I think this fix itself is probably the wrong thing to do, but it's better than doing nothing. Please add a FIXME: to break MISSING results into a different category. It sounds like we want different behavior on Chromium and non-Chromium bots, but even that's still up in the air.
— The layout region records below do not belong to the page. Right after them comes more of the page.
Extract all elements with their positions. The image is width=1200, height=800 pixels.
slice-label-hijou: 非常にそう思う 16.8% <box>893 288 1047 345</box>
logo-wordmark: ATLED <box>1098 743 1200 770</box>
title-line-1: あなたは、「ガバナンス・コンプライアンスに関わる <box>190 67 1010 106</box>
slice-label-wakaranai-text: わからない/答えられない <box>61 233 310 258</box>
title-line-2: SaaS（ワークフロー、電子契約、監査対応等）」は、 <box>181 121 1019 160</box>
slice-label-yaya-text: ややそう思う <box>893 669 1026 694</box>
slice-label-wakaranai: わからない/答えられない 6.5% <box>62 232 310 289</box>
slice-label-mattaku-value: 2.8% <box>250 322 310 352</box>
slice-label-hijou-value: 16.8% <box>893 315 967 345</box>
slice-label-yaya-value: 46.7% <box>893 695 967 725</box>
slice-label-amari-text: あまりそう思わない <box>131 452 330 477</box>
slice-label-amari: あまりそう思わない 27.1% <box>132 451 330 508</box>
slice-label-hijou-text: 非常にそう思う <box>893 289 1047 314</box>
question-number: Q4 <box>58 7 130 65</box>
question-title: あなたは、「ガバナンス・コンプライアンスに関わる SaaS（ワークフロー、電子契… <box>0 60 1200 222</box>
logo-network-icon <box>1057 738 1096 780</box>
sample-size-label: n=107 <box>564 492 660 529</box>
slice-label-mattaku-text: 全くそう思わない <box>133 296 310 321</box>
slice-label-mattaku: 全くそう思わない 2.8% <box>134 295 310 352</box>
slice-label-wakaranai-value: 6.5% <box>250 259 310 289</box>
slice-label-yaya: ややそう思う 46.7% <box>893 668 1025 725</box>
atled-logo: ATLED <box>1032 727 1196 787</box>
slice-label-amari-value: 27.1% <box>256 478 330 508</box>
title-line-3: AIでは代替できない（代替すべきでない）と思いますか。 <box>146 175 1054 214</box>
At any rate, I'll be gardening Chromium for the next few days, so landing this will force me to fix things one way or another :)
Comment 51 Kristóf Kosztyó 2011-09-16 04:47:24 PDT
Created attachment 107636 [details]
mark missing result as flakey
Comment 52 Csaba Osztrogonác 2011-09-16 05:03:59 PDT
Comment on attachment 107636 [details]
mark missing result as flakey

Landed in r95285.
Comment 53 Csaba Osztrogonác 2011-09-16 08:04:29 PDT
Reopen, because it broke a webkitpy test:

 File "/ramdisk/qt-linux-release/build/Tools/Scripts/webkitpy/layout_tests/run_webkit_tests_integrationtest.py", line 718, in test_missing_results
    self.assertEquals(res, 2)
AssertionError: 0 != 2
Comment 54 Csaba Osztrogonác 2011-09-16 09:14:48 PDT
Reopened because it was rolled out
Comment 55 Kristóf Kosztyó 2011-09-19 05:40:15 PDT
Created attachment 107837 [details]
mark missing results as flakey
Comment 56 WebKit Review Bot 2011-09-19 05:42:20 PDT
Attachment 107837 [details] did not pass style-queue:

Failed to run "['Tools/Scripts/check-webkit-style', '--diff-files', u'Tools/ChangeLog', u'Tools/Scripts/webkitpy..." exit_code: 1

Tools/Scripts/webkitpy/layout_tests/controllers/manager.py:152:  indentation is not a multiple of four  [pep8/E111] [5]
Total errors found: 1 in 3 files


If any of these errors are false positives, please file a bug against check-webkit-style.
Comment 57 Kristóf Kosztyó 2011-09-19 05:42:38 PDT
Created attachment 107838 [details]
mark missing results as flakey
Comment 58 WebKit Review Bot 2011-09-19 11:02:12 PDT
Comment on attachment 107838 [details]
mark missing results as flakey

Clearing flags on attachment: 107838

Committed r95441: <http://trac.webkit.org/changeset/95441>
Comment 59 WebKit Review Bot 2011-09-19 11:02:19 PDT
All reviewed patches have been landed.  Closing bug.